“Fiddler on the Roof”, happiness within pain


Fiddler on the Roof By Stein, Bock & Harnick Fall 2009, showcase of the Fall 2009 play “Fiddler on the Roof” at West Texas A&M University, courtesy of West Texas A&M University Theatre.

The 1971 musical film adapted from the 1964 Broadway musical “Fiddler on the Roof” emphasizes enjoying life while it is raining outside.

The character of Tevye is a poor milkman, who manages to sing in spite of the poverty in feudal Russia. What can we learn from this?

The Utah Shakespeare Festival focuses on the emblematic nature of the film, which exemplifies tradition as something that must change. This is also shown through the end of the film, in which Tevye and what is left of his family head to America from Russia.

What was left of Tevye’s family?

Tevye has three daughters, and they all got married to men the Jewish tradition would look down upon. Tzeitel, his eldest, marries a man who loves to sew and is poor instead of a butcherman. The importance of choice in “Fiddler on the Roof” is clear, because all of Tevye’s daughters marry men they desire.

Hodel, the second daughter, marries a man who loves to argue in a loving way and finally, Chava falls in love with a Russian Orthodox Christian.

“If I Were A Rich Man” is a song that Tevye repeats during the film, and it exemplifies the lack of control he had over his family, and the path of his daughters in a world where it was important to marry.

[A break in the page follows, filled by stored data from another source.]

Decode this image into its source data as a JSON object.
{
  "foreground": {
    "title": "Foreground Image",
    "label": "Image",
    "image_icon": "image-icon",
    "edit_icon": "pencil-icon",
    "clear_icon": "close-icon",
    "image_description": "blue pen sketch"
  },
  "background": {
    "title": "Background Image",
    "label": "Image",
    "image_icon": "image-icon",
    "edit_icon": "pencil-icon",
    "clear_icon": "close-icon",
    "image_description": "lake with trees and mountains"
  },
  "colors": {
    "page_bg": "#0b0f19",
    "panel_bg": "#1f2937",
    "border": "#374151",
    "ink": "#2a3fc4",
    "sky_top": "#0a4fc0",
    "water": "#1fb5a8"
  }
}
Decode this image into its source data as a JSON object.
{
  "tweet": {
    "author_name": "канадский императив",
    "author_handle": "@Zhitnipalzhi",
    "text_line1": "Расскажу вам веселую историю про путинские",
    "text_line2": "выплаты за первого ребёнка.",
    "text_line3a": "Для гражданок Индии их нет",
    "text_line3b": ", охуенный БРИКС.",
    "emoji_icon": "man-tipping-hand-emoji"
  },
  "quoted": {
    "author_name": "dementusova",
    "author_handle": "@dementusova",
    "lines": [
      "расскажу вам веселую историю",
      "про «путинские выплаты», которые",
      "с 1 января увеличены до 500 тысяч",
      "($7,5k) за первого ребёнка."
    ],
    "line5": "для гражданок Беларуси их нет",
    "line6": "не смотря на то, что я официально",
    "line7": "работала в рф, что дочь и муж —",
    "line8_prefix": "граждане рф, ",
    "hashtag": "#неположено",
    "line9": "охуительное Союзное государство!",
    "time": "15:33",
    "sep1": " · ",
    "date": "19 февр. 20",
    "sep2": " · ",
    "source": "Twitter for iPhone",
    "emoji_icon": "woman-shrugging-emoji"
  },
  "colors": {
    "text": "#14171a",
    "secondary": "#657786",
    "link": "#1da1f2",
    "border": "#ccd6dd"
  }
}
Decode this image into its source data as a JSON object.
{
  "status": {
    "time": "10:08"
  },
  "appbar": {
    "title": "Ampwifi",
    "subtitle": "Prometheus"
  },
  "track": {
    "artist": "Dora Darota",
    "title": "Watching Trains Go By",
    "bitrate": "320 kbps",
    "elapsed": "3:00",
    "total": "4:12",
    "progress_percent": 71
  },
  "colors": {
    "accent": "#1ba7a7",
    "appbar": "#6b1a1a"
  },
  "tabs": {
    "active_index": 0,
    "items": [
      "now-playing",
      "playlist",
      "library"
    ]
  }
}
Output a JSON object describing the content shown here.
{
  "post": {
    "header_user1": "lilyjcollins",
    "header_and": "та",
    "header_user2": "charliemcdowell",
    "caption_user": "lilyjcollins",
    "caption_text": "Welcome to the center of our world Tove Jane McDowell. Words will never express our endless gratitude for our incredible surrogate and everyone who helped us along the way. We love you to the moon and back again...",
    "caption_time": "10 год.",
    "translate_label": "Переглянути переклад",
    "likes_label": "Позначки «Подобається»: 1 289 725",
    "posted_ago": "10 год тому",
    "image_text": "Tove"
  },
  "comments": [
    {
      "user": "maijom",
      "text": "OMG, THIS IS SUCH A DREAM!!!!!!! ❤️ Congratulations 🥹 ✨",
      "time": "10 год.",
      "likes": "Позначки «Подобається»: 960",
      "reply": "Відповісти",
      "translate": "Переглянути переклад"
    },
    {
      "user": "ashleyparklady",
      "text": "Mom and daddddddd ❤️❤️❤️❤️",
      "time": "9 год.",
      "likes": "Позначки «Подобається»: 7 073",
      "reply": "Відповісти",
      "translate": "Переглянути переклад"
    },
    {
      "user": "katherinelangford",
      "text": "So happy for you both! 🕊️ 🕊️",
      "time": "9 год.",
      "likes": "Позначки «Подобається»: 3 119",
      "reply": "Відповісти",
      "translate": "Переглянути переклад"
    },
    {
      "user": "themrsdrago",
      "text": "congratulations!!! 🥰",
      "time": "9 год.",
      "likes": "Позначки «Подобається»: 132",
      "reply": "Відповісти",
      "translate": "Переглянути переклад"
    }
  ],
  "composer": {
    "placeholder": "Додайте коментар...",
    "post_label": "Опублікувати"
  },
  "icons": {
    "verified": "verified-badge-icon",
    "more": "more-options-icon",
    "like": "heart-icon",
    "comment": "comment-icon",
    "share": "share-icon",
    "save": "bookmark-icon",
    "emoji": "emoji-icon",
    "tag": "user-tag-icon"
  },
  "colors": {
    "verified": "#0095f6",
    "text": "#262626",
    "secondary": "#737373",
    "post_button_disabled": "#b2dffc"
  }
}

Tevye had to smile at the end of the film, while the Jews were told to leave feudal Russia, simply because “whatever will be will be.”

I want readers to understand that you can be in the worst situation, and you can smile. The reason this film is my favorite is because it shouts, “be happy even if you are in hell!”

Despite singing “If I Were A Rich Man” throughout the film, Tevye appreciates what he has, and that contentedness carries him through his struggles.

I want us to also carry happiness with us, even if your exam didn’t go well, even if work is really tough or the kids are stressing you out.

It is possible to exist happily, no matter what is happening and it helps to have wonderful people around you. Tevye for one had a huge family and he still had daughters after the older ones left.

As the semester comes to a close, and Christmas comes nearer, I want you all to know that you can be right as rain.

I cannot promise that everything will be alright, but it will be okay.

A note: If you are feeling particularly down, there are ways to receive help, as West Texas A&M University offers counseling services to faculty, students and staff in which you can be supported through your struggles and talk with a counselor.